Выбрать главу

В «Столбцах» сквозит тревожное раздумье о том, что старый быт манит людей мнимой полнотой жизни, плотскими радостями, составляя заманчивый контраст по необходимости суровому, временно носящему несколько аскетический характер и поглощающему у людей много сил строительству новой жизни. Нэповский быт притягивает к себе не только обаянием «пошлости таинственной» (о которой говорил еще Блок), веющей в «глуши бутылочного рая» вечернего бара или в толпе «сирен», снующих по вечернему Невскому. Он обещает исполнение простейших человеческих желаний, элементарных и необходимейших потребностей — радоваться жизни, любить. И не сразу разберешься, что его товар с изъяном, что это подделка: радость жизни оказывается сытым самодовольством, любовь — пошлостью. В самой интонации «Столбцов» — в увлеченных, подробных и наивно-косноязычных описаниях обступающего героев вещного мира — есть что-то от взгляда человека, жадно и настороженно взирающего на «соблазны бытия». Так глядят в «Цирке» на сцену; на снедь — в «Рыбной лавке»; в «Обводном канале» — на изобилие этой тогдашней петроградской Сухаревки.

В повадках торгашей с Обводного канала есть что-то гипнотизирующее людей:

И нету сил держаться боле, Толпа в плену, толпа в неволе, Толпа лунатиком идет, Ладони вытянув вперед.
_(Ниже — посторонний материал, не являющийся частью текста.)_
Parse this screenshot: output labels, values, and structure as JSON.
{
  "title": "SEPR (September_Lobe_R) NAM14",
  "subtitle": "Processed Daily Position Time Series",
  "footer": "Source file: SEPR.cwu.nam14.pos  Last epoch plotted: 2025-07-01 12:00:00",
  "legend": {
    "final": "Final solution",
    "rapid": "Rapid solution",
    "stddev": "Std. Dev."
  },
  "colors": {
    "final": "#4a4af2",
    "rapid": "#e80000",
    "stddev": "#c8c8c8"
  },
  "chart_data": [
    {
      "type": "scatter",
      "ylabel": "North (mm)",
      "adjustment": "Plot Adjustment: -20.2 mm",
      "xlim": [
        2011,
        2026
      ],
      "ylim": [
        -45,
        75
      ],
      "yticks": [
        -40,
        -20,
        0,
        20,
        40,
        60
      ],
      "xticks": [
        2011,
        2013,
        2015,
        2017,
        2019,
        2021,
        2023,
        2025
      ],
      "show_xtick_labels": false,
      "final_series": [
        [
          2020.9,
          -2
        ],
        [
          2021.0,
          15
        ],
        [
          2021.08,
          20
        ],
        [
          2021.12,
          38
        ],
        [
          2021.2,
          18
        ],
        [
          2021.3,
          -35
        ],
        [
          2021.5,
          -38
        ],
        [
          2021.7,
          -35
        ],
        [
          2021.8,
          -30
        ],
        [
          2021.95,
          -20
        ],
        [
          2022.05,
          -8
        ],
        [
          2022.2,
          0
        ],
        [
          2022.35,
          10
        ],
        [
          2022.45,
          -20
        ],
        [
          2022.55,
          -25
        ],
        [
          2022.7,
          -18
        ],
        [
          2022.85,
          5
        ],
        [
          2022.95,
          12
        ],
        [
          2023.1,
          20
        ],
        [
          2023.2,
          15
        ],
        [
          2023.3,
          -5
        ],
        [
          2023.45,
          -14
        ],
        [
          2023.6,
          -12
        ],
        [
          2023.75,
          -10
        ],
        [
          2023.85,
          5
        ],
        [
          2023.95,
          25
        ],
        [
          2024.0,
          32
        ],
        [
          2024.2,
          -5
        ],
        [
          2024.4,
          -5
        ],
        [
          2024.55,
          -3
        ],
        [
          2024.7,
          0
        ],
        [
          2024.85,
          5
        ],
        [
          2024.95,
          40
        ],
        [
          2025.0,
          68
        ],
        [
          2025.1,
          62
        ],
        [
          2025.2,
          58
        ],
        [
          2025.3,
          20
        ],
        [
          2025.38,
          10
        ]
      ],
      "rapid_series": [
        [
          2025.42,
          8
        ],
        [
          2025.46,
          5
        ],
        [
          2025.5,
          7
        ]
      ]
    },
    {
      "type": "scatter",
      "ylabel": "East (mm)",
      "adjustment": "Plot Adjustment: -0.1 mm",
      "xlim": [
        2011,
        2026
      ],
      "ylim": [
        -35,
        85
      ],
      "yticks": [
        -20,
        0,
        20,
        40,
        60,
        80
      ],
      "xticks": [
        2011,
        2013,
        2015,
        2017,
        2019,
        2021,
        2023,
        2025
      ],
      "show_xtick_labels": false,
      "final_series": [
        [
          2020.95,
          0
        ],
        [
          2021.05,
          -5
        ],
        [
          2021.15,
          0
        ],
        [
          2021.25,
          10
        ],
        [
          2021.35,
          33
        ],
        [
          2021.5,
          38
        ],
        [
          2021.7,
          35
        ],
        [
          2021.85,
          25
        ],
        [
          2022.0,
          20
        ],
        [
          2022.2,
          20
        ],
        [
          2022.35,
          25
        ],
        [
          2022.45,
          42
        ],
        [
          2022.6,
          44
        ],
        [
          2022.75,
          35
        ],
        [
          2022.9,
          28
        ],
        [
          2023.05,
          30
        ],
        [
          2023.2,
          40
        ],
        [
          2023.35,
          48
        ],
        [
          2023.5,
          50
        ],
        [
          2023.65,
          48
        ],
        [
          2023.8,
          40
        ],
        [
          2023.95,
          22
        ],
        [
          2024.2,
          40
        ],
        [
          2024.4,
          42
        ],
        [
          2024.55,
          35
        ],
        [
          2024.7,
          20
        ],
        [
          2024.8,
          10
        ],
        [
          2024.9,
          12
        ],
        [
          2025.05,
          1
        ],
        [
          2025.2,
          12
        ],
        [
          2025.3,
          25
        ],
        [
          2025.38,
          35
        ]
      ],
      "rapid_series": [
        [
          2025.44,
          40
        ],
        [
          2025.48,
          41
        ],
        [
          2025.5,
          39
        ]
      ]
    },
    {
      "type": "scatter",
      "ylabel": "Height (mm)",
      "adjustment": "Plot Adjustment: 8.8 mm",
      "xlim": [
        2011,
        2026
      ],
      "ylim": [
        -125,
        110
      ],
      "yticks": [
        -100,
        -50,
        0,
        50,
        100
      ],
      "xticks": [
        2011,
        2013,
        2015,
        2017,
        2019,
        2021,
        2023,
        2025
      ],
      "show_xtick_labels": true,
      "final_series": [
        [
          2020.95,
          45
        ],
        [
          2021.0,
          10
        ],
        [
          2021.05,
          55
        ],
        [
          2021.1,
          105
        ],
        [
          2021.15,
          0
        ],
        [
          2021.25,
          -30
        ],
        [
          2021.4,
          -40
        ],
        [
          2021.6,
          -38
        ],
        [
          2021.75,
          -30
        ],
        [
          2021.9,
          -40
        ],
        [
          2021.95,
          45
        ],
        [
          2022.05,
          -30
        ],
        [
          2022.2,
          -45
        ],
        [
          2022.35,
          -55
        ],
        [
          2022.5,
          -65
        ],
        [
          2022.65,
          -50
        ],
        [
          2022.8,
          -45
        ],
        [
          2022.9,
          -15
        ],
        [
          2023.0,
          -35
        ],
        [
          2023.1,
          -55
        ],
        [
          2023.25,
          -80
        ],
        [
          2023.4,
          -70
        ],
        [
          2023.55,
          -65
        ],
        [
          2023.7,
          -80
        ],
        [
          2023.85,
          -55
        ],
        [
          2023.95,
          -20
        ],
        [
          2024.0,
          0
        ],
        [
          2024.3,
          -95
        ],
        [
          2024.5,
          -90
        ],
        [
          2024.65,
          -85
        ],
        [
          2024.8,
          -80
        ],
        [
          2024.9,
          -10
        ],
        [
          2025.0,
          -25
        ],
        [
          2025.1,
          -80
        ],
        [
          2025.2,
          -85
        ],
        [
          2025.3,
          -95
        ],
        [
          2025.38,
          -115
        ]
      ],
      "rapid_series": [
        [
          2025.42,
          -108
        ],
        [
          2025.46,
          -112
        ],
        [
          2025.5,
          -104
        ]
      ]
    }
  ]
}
Да, все это дразнит, влечет, но не таится ли за этой приманкой, к которой так естественно потянуться, нечто темное, смутное, подстерегающее и требующее отступничества от того, чем ты до сих пор жил? И почти одновременно с «Клопом» Маяковского пишутся такие стихи Заболоцкого, как «Новый быт» и «Свадьба». Величающий себя «новой жизни ополченцем», герой «Нового быта», который «к невесте лепится ужом», и другой жених — из «Свадьбы», — «приделанный к невесте и позабывший гром копыт», — оба они, так же как и Присыпкин, «с треском от класса отрываются». При всем сходстве трактовки и даже отдельных образов, картина, рисуемая Заболоцким, выглядит более устоявшейся и потому более мрачной.

Заболоцкий не в силах выйти за пределы пугающего его мирка. Как будто нет нигде вокруг ни тех, которые ценой напряженного труда и немалых лишений строят социалистическую индустрию (сравним хотя бы написанный в те же годы «Рассказ о Кузнецкстрое и о людях Кузнецка» В. Маяковского), ни людей, после боя засевших за учебу и открывших для себя огромный мир знания («Рабфаковка» М. Светлова), ни самого юного поколения, полного чистейшей, бескомпромиссной готовности жить и умереть коммунистами («Смерть пионерки» Э. Багрицкого). Одна Медуза-Горгона мещанства властно приковывает к себе взгляд поэта.

Характерен пейзаж, открывающийся поэту из окна:

… на весь квартал Обводный царствует канал.

Обводный канал»)

На Обводном канале размещался тогда рынок, превращающийся в стихах Заболоцкого чуть ли не в символ мироздания:

Маклак штаны на воздух мечет, Ладонью бьет, поет как кречет: Маклак — владыка всех штанов, Ему подвластен ход миров, Ему подвластно толп движенье…

Начавшись с шутки («владыка всех штанов»), изображение маклака делается потом довольно зловещим.

С другой стороны, Н. Заболоцкий не различает в это время современных модификаций мещанства, способного вывесить вместо иконы портреты «вождей» и процветать уже не под сладкие вздохи гитары, а под барабанный бой (Победоносиков из «Бани» В. Маяковского). Мещанство кажется ему каким-то извечным злом, и порой поэт даже начинает рассматривать свое неприятие мещанства как нечто благородное, но бесцельное.

В «мире, зажатом плоскими домами», он порой чувствует себя таким же трагически одиноким безумцем, как кот в стихотворении «На лестницах»:

Сомненья нету: замкнут мир И лишь одни помои плещут Туда, где мудрости кумир.

Рассказав о том, как «взбунтовавшийся» кот обрел печальный конец, поэт невесело заключает:

И я на лестнице стою, Такой же белый, важный. Я продолжаю жизнь твою, Мой праведник отважный.

Такой взгляд на окружающее породил и своеобразное художественное видение. Явления и вещи как бы выступают в двойственном обличим — и в своей чувственной конкретности, и как принадлежность мира собственничества, воплощение всей его скверны. Отчасти поэтому в «Столбцах» ощущается известное противоборство двух стилевых стихий: яркие и сочные мазки сменяются резкими, грубыми штрихами.